Жестокий праотец был, несомненно, образцом, которому завидовал и которого боялся каждый из братьев. В акте поедания они осуществляют отождествление с ним, каждый из них усвоил себе часть его силы. Тотемистическая трапеза, может быть, первое празднество человечества, была повторением и воспоминанием этого замечательного преступного деяния, от которого многое взяло свое начало: социальные организации, нравственные ограничения и религия.
Для того чтобы, не считаясь с разными предположениями, признать вероятными эти выводы, достаточно допустить, что объединившиеся братья находились во власти тех же противоречивых чувств к отцу, которые мы можем доказать у каждого из наших детей и у наших невротиков, как содержание амбивалентного отцовского комплекса.

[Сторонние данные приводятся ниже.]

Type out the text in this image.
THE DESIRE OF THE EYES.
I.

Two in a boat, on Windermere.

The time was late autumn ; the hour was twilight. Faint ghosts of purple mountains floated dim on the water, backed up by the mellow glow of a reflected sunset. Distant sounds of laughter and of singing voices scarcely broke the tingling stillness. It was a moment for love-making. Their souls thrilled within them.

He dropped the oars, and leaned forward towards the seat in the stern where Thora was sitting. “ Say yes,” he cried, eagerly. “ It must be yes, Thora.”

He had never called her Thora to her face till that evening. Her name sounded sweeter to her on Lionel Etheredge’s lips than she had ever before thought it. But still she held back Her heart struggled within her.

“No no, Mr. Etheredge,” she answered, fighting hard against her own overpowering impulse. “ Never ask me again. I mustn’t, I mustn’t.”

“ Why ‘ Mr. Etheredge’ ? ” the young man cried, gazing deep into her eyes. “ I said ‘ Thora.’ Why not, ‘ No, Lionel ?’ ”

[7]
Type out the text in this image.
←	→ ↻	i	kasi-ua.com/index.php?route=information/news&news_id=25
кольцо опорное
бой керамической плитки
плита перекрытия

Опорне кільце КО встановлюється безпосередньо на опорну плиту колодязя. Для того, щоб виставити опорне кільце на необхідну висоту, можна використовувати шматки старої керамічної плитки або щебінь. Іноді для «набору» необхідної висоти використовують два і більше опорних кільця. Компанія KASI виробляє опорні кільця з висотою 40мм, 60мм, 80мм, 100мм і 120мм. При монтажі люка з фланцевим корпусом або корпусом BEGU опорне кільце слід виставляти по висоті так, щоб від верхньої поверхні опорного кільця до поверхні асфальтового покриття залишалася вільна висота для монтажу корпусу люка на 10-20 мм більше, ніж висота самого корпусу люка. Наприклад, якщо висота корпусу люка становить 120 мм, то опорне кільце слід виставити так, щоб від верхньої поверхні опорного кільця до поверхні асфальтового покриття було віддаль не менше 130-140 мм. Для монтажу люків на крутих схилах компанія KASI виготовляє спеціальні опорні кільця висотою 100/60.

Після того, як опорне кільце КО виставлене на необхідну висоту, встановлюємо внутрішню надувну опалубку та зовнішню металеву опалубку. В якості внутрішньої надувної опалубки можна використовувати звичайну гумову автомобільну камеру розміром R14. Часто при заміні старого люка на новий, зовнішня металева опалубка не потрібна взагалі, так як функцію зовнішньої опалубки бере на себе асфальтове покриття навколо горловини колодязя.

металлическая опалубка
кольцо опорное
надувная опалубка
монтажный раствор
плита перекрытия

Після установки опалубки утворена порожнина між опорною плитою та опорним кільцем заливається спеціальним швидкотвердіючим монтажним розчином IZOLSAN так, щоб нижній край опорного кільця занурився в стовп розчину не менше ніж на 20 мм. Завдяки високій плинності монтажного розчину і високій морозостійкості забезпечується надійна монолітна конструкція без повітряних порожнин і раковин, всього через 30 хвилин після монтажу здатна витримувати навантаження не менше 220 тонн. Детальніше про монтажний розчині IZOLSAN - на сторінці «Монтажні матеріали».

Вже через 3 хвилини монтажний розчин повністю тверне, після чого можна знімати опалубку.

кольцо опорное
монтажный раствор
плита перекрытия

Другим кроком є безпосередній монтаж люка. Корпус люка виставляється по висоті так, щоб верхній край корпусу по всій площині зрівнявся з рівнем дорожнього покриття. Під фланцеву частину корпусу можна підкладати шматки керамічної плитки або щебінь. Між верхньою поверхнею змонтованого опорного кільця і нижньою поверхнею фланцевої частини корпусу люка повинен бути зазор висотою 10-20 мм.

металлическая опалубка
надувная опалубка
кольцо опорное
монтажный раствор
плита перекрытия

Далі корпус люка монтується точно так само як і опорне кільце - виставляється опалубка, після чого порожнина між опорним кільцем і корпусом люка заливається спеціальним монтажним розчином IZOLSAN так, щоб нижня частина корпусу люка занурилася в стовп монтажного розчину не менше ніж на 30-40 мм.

Они ненавидели отца, который являлся таким большим препятствием на пути удовлетворения их стремлений к власти и их сексуальных влечений, но в то же время они любили его и восхищались им. Устранив его, утолив свою ненависть и осуществив свое желание отождествиться с ним, они должны были попасть во власть усилившихся нежных душевных движений. Это приняло форму раскаяния, возникло сознание вины, совпадающее с испытанным всеми раскаянием. Мертвый теперь стал сильнее, чем он был при жизни… То, чему он прежде мешал своим существованием, они сами себе теперь запрещали, попав в психическое состояние хорошо известного нам из психоанализа „позднего послушания“. Они отменили поступок, объявив недопустимым убийство отца тотема, и отказались от его плодов, отказавшись от освободившихся женщин. Таким образом, из сознания вины сына они создали два основных табу тотемизма, которые должны были поэтому совпасть с обоими вытесненными желаниями Эдиповского комплекса»
[220].
Отсюда, по Фрейду, развивается идея бога-отца, все более отдаляющегося и возвышающегося над людьми, перенос такого отношения на обожествляемых царей и вождей одновременно с возникновением мифов, призванных еще больше уменьшить чувство вины за давнее убийство прародителя — мифов, в которых сам бог убивает олицетворяющее его животное. По мере роста роли сыновей в семье рождаются мифы, в которых молодые божества осуществляют инцест с матерью назло отцу, убиваются им и затем воскресают. Вершины своего развития эти мифы достигают в основной идее христианства.